Low light testing did not yield anything extraordinary. The Viper performed about on par with the competition.
Depth of focus was very good which is nice on a side-focus scope. Speaking of side focus: I liked the way the one on the Viper worked. If I were to change anything on it, I would probably give it a bit more travel. As it is, it requires very little movement to change focusing distance considerably.
Eye relief is not very long, but it is reasonably forgiving. The scope I have, measured at a touch longer than advertised: 3.3” at 12x and 3.5” at 4x. I never got hit by this scope, which is good enough for me.
Most modern scopes in this price range are migrating to 4x erectors. Viper has a 3x erector. Does it matter? That depends on how you plan to use the scope. I would opine that for most of us that is not critical. On the other hand there were two scopes in the group I compared to the Viper that have 6x or greater erectors: IOR 3-18×42 and Bushnell Elite 6500 2.5-16×42. Both were certainly more versatile. Both were also much more expensive. On yet another hand, somewhat more versatile 4x erectors are very commonplace: Elite 4200, new Nikon Monarch, Sightron S2 Big Sky and Burris Signature Select. All three offer more versatility than the Viper at comparable prices. Some other scopes have retained their 3x erectors: Leupold VX-III (being phased out right now), Weaver Grand Slam (a bit of an odd duck since Weaver keeps on changing hands), Sightron S2 (less expensive), Zeiss Conquest (with the cache of Zeiss name and slightly better glass).

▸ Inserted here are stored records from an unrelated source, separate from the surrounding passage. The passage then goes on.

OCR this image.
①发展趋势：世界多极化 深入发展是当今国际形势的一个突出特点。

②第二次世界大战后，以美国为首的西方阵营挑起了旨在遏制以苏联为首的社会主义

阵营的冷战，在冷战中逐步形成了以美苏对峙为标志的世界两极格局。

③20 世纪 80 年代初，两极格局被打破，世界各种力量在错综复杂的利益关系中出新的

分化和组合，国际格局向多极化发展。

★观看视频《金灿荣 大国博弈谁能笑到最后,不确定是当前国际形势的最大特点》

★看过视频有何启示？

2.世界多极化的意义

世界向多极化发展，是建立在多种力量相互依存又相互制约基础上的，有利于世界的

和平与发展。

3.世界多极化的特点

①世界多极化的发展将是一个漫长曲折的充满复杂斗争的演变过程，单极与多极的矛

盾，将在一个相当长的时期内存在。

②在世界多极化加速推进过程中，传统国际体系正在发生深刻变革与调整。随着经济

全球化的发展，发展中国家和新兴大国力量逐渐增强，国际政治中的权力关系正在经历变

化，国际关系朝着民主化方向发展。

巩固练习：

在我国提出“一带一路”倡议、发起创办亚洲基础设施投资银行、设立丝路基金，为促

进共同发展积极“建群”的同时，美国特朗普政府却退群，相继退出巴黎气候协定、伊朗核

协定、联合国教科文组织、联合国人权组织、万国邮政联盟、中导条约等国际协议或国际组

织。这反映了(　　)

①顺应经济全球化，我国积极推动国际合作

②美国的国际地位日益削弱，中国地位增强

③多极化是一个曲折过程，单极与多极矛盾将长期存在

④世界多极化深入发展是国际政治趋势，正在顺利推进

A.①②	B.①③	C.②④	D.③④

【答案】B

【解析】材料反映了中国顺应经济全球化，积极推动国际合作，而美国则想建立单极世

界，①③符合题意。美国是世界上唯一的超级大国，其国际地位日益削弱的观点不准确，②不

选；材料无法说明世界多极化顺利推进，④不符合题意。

Whether, that 3x erector has any effect on actual performance is arguable, but certainly does not help public perception since the bulk of the competition offers wider magnification range. Personally, I would like to see this addressed in future models.
In conclusion, I think that Vortex Viper scopes are very competitive with the competition, but do not really offer anything exceptional. In addition to the 4-12×40 model I reviewed here, I also played with a 3-9×40 model earlier on. I think my impressions then were very similar.
One thing that the Viper definitely has going for it is impressive customer service. Everyone I know who has dealt with the Vortex folks was suitably impressed. In this field, Leupold is widely recognized as the leader in terms of warranty and customer support. I think that Vortex may have Leupold beat in that department, although time will tell.